Sheep lookerers needed for rare breeds in Severn Gorge

Sheep lookerers at the Severn Gorge Countryside Trust
Image caption A volunteer looks on as Rob Littlehales checks a sheep

Volunteers are needed for a "sheep lookering" scheme in the Severn Gorge.

Lookerers learn to check the animals over and recognise any health problems which may arise.

The aim is to help preserve rare breeds of sheep which live on the pasture managed by the Severn Gorge Countryside Trust.

It is one of many volunteering programmes run by the trust which manages 260 hectares of land within the Ironbridge Gorge World Heritage Site.

Farmer Rob Littlehales keeps his rare breed stock in the gorge. He has Llanwenogs and Hill Radnor sheep and is hoping to increase his flock.

He said the lookerers checked the sheep daily.

"As the year has progressed, their knowledge has just gained and gained. Initially you would be getting phone calls 'this ewe's a bit lame'.
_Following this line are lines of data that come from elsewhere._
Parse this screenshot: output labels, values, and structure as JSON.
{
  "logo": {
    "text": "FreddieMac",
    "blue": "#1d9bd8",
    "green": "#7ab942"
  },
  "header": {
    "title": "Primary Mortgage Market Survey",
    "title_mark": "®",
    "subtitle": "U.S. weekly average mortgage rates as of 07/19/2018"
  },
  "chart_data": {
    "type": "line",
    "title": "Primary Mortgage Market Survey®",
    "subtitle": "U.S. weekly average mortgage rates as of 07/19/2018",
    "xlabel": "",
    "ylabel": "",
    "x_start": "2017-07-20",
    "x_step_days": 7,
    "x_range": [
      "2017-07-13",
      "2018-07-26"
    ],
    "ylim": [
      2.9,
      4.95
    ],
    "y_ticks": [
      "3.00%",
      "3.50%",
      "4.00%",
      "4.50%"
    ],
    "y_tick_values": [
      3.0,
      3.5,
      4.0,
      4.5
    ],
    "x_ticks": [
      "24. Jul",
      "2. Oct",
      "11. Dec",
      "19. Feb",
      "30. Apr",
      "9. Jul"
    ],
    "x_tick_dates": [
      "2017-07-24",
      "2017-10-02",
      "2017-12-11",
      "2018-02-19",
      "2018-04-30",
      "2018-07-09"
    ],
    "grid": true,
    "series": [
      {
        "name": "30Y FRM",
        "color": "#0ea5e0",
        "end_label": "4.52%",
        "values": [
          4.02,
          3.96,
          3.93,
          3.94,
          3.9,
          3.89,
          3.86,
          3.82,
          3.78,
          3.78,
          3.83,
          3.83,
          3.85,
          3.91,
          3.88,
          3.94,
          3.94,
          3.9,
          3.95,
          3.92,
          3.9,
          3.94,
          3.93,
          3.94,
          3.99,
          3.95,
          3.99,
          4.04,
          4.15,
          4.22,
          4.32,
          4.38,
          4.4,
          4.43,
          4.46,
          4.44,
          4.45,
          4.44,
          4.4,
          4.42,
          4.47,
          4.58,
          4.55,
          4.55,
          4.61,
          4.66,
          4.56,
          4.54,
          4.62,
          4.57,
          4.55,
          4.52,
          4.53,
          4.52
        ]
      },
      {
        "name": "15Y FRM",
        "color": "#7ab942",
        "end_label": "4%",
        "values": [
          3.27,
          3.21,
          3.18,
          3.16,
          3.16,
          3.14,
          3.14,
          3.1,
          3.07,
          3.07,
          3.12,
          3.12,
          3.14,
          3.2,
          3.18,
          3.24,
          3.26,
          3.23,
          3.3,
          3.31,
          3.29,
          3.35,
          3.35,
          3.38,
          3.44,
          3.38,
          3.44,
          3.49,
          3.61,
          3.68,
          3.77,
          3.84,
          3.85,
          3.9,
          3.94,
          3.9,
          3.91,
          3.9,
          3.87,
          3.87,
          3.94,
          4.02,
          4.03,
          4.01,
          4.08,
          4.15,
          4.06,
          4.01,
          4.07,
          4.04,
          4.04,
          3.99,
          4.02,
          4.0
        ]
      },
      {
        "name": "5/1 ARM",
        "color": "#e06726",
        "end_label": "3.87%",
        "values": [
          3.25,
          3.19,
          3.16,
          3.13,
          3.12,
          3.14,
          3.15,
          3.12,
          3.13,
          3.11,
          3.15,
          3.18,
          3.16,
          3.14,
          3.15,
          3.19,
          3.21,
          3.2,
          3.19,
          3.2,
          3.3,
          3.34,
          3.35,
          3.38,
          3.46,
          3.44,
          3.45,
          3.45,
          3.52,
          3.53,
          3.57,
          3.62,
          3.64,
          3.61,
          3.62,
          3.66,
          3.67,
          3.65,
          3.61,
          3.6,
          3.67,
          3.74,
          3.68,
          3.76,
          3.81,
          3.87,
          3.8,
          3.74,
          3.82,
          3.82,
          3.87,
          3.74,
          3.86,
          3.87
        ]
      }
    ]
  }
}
"Once they realise what caused it and... they are able to work out whether it's something that needs to be acted on now or whether it's something that can wait for normal checks. We are learning as much they are learning," he said.

"As the owner of the stock I feel quite confident day to day that the lookerers are more than capable of keeping an eye on them and they are extremely good at reporting if there are any issues," he added.

Volunteer Brian Wakely said: "I became involved in the lookerers scheme about a year ago. It was an offer to do something practical with the sheep that graze on the pastures of the gorge."

The manager of the trust, Russell Rowley, said the gorge was part of a 10-year High Level Stewardship Scheme with Natural England.

He runs the volunteering programme at the trust: "It gets people learning everything from how to lay hedges to building boardwalks," he said.